South Korean LED maker Seoul Semiconductor Co Ltd has filed a lawsuit, together with its affiliate Seoul Viosys Co Ltd, in the US District Court for the Central District of California asserting that Archipelago Lighting Inc is selling various LED bulb products (including filament LED bulbs) that infringe on 12 patents covering aspects of Seoul’s Acrich technology, including fundamental LED technologies such as LED driver technology for high-voltage operation, multi-junction technology (MJT), filament LED bulb structure, LED packaging, LED epitaxial growth, LED chip fabrication, etc.

In conventional LED products, one LED unit usually operates at a low voltage (3V) and high current. To increase brightness, one must connect many LED units through wire-bonding, but this can lead to other issues such as an oversized, costly operating circuit, a substantial increase in manufacturing costs, and defects caused by multiple wire-bonding connections.

Seoul’s Acrich technology resolves such problems by enabling the design of a high-voltage product with a high power output that relies on only a small number of LED units. It does so by utilizing its LED driver technology to enable high-voltage operation, as well as its unique MJT technology for mounting and integrating many LEDs within a small area. Acrich technology also enables LED products to operate using AC power without requiring conversion to DC, minimizing power dissipation and reducing overall component count. This maximises the available space in LED products, facilitating a simple circuit design and significantly reducing the size and cost of LED products, the firm says.

Seoul began to develop Acrich technology in the mid-1990s and has continued to launch new Acrich products every year following mass production in 2005. Based on decades of investment in R&D, Seoul has established a large patent portfolio for Acrich technology, including rights to about 1000 patents. However, with the recent increase in demand for high-voltage LED products, several companies have begun to manufacture products that infringe on Acrich patents, says Seoul. To protect its investment against such infringement, Seoul says that it will actively enforce its patent rights against any infringers.
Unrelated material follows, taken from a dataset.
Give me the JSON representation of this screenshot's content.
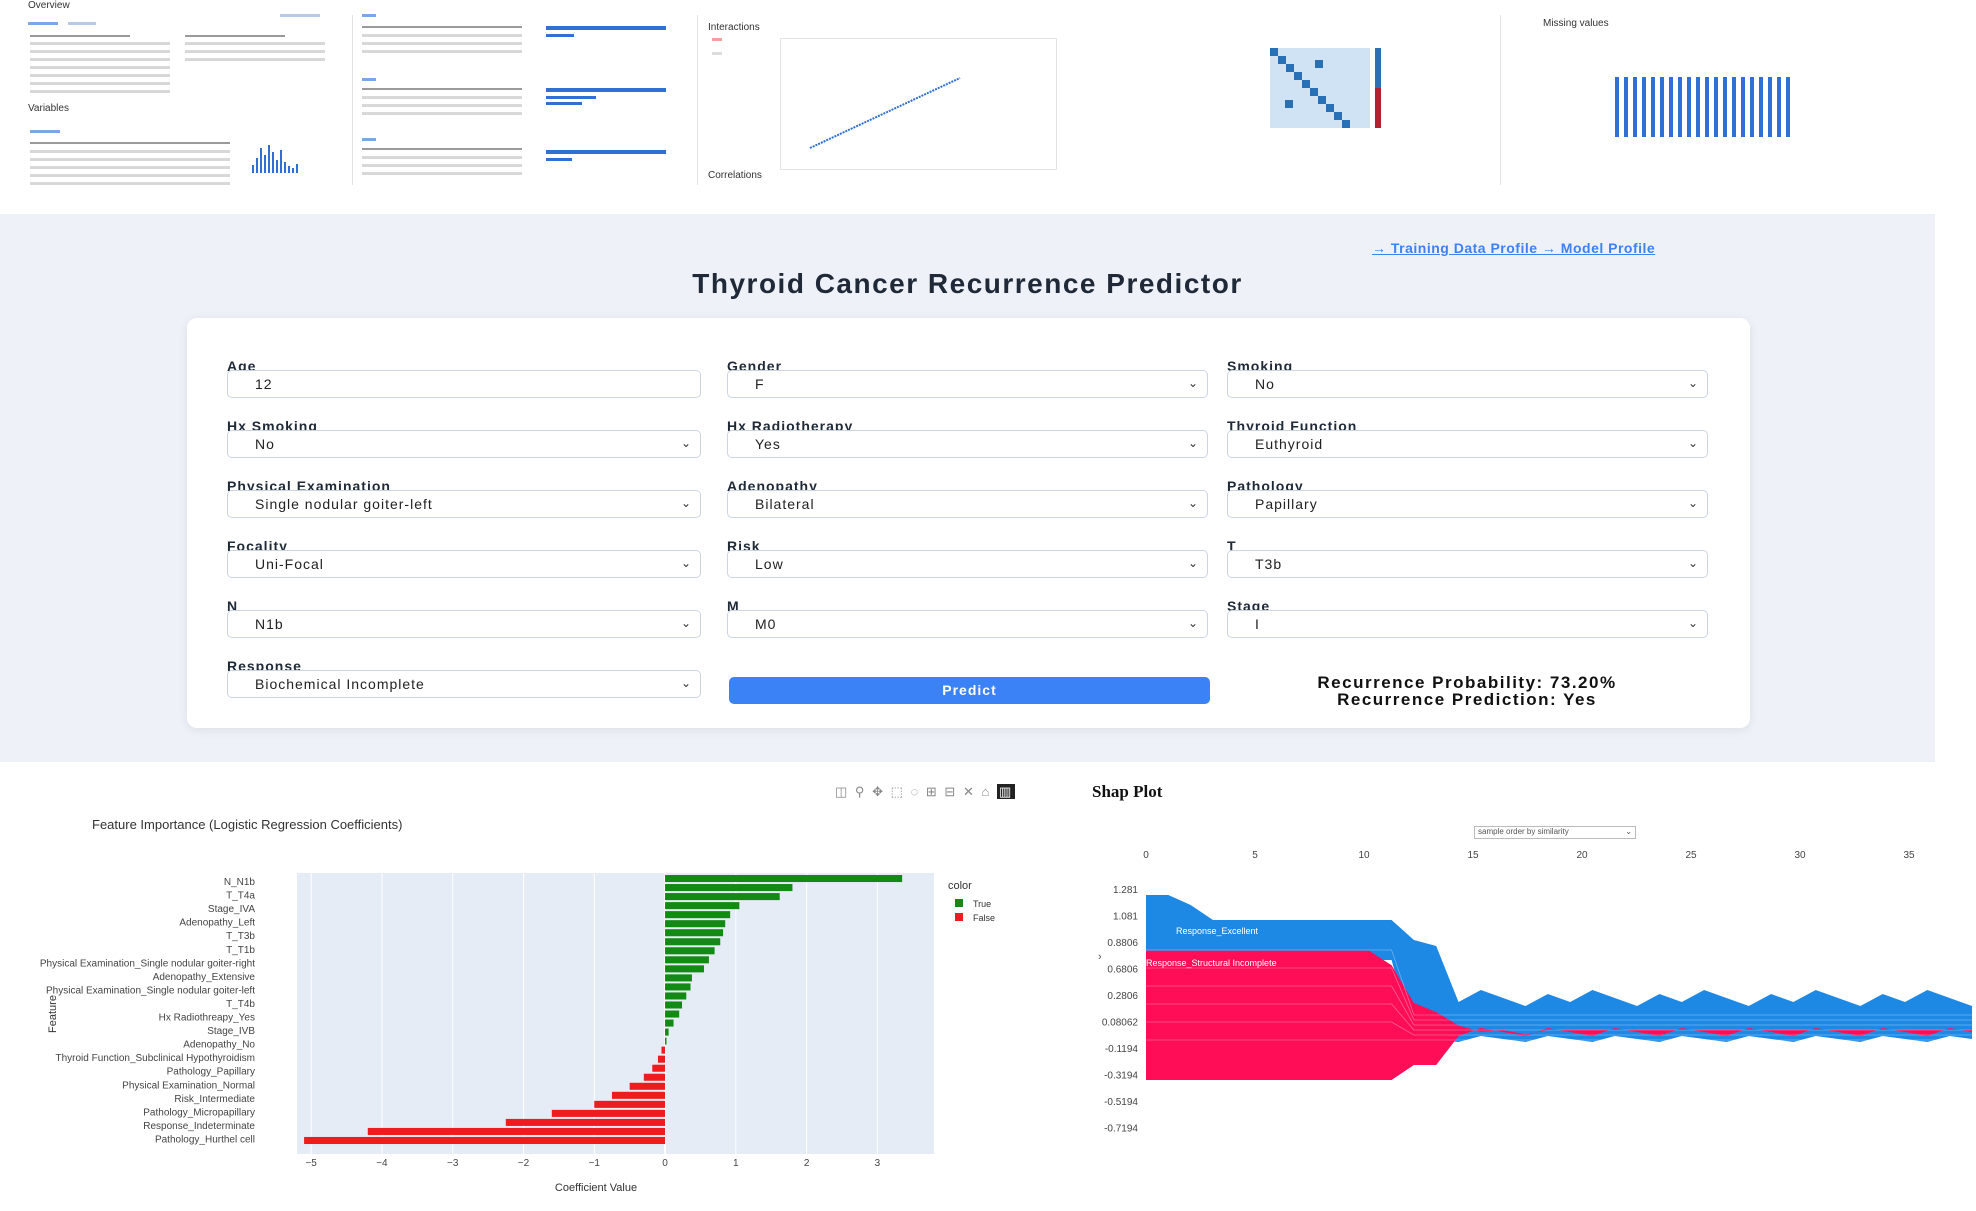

“We have extensively investigated copycat products infringing on Acrich technology with various LED TVs, general lighting and automotive lighting products,” says Dr Ki-bum Nam, head of Seoul’s R&D Center & chief technology officer. “To protect Acrich technology, which has been developed with considerable resources over many decades, we will continuously take any and all legal action against infringers that disregard our valuable intellectual property,” he adds. “Creating a fair market that respects intellectual property is important for all innovative entrepreneurs and businesses.”